Kiranya, kita sering menyaksikan adanya untaian lidi yang dipasang di atas pintu depan rumah sebagai tolak bala. Kemudian, ketika para petani menolak hujan dengan media sapu lidi. Biasanya lidi paling tinggi ditancapi dengan bawang dan cabai. Ataupun mengamati folklor ihwal tidak diperbolehkannya memberikan sapu lidi kepada orang tua dengan cara dilanturkan melalui tangan. Biasanya memberikan sapu ini dilakukan dengan cara melemparkannya. Karena jika dilakukan dengan dilanturkan (dari tangan ke tangan) dianggap pamali.

Dari paparan tersebut, masyarakat daerah saya memandang bahwa sapu lidi adalah ejawantah dari leluhur.
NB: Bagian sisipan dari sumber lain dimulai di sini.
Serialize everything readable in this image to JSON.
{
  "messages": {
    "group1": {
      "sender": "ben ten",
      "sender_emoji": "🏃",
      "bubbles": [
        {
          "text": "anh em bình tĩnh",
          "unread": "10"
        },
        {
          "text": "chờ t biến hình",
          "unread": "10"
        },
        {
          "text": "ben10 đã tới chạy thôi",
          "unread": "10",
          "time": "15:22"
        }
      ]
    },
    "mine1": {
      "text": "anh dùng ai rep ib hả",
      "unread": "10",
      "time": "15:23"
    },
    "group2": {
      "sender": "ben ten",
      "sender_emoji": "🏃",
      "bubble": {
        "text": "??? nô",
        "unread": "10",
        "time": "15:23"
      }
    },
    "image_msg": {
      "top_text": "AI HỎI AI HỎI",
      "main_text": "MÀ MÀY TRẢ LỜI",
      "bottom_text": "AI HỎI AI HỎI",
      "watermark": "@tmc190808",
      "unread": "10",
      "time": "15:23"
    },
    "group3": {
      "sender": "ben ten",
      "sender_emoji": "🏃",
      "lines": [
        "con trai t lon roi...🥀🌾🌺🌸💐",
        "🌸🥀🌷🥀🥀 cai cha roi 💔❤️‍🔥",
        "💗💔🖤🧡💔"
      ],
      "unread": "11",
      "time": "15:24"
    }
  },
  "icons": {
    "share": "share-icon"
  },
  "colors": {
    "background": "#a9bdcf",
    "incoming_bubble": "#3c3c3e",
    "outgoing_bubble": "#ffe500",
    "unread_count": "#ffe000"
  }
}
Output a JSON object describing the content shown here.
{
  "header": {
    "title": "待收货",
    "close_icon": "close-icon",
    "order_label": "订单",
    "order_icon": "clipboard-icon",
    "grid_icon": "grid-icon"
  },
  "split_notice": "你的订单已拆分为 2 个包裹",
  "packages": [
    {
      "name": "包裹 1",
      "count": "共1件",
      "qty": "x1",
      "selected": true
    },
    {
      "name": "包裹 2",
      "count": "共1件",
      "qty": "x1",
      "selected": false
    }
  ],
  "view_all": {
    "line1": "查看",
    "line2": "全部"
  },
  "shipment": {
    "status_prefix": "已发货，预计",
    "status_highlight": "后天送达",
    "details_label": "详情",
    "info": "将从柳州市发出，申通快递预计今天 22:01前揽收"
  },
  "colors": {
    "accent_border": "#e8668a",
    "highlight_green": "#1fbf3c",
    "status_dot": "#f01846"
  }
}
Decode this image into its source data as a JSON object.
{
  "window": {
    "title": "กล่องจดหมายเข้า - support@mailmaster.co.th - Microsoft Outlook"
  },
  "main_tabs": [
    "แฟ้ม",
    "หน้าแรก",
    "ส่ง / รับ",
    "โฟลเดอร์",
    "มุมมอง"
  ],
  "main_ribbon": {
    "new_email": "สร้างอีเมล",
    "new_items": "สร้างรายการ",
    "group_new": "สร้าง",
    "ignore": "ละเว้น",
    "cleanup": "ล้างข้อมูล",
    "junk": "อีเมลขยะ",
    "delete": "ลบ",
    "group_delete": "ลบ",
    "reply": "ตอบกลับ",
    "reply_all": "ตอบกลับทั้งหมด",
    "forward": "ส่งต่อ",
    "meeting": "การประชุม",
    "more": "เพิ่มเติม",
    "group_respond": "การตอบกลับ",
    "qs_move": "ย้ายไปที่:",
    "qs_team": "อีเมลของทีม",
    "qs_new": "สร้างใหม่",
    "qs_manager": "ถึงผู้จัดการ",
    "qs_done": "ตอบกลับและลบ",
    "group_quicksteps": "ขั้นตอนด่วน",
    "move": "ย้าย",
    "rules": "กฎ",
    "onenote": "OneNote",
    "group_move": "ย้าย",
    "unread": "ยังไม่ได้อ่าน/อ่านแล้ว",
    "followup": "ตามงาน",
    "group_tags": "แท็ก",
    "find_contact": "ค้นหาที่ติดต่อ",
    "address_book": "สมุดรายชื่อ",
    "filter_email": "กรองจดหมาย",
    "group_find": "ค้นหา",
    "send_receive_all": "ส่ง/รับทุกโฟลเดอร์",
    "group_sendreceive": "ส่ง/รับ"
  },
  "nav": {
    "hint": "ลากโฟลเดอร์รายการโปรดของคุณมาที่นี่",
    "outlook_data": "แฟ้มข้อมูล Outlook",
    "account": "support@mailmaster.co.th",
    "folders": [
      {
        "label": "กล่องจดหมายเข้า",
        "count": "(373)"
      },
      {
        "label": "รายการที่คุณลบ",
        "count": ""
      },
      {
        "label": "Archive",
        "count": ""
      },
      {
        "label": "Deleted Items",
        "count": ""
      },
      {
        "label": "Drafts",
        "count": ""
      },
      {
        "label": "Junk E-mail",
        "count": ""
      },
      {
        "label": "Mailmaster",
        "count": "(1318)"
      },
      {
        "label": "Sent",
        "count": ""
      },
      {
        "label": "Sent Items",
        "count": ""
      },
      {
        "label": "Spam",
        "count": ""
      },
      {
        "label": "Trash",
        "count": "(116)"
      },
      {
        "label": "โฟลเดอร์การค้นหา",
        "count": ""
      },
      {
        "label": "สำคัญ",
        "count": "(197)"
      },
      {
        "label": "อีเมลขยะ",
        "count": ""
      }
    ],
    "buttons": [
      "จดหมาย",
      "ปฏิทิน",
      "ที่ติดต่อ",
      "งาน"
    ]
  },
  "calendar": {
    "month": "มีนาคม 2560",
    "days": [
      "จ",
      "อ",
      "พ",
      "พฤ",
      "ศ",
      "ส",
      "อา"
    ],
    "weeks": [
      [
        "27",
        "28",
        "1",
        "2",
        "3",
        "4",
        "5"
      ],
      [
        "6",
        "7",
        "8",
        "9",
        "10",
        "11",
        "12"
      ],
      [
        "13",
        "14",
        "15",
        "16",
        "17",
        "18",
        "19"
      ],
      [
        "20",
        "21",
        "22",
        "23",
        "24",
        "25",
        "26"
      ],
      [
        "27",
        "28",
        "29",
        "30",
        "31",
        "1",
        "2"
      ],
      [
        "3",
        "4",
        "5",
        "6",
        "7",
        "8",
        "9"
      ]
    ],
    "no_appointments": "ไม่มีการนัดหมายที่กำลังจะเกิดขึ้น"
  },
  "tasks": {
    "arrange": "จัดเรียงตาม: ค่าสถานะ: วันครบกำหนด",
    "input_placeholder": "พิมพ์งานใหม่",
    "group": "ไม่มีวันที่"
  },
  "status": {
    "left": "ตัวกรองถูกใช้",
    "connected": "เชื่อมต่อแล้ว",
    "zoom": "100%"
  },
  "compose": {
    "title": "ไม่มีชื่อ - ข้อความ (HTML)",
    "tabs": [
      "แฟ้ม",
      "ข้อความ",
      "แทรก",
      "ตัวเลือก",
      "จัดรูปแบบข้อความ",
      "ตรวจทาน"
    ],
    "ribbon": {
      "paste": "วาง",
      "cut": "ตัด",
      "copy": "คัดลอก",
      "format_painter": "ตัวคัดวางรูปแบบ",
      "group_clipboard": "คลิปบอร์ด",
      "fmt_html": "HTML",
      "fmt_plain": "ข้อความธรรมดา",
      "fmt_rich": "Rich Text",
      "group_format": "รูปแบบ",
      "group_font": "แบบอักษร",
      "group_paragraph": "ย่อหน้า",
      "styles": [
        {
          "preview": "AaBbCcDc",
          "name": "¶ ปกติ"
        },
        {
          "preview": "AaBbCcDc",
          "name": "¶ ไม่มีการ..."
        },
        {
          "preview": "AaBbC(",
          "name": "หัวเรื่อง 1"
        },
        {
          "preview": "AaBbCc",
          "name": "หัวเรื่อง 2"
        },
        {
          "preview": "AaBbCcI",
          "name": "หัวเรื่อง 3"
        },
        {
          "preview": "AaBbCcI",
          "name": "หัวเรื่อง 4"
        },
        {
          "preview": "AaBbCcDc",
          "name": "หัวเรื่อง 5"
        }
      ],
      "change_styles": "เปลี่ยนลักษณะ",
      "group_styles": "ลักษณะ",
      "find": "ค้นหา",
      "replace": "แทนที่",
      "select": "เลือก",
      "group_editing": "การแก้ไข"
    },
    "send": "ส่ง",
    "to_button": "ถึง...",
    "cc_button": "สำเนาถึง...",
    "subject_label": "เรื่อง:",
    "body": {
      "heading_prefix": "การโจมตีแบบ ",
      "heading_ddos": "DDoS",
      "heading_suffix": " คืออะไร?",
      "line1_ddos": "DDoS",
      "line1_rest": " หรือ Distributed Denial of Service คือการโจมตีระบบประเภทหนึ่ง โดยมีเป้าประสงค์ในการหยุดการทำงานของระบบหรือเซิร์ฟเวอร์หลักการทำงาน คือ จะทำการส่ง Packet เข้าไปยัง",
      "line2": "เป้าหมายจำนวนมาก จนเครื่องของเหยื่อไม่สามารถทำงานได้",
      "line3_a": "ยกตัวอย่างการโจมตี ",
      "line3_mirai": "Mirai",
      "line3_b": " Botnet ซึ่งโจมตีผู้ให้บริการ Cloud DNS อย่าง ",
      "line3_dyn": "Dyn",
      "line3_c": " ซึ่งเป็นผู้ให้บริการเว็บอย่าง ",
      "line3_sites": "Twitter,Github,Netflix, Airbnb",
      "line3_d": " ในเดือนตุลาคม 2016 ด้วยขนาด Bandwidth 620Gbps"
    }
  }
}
Sehingga, setiap kali terdapat ritus-ritus sapu lidi kebanyakan hadir untuk menyertai sebagai sarana upacara. Tidak terkecuali pada ritus pemecahan genting. Dalam peristiwa pemecahan genting, serakan-serakan dari genting kemudian dirapihkan dan dibersihkan oleh sapu (leluhur). Dengan begitu, kotoran yang ada di rumah benar-benar terbersihkan oleh leluhur. 

Pun, dalam peristiwa tolak balak ataupun tolak hujan. Leluhur menjadi kunci atas penolakan serta pembersihan harapan dari anak-cucunya. Atas peristiwa tersebut, layak jika masyarakat Jawa menjaga hubungannya dengan leluhur: berwujud nyekar. Sebab, penjagaan leluhur tetap dirasakan meskipun tidak berwujud fisik.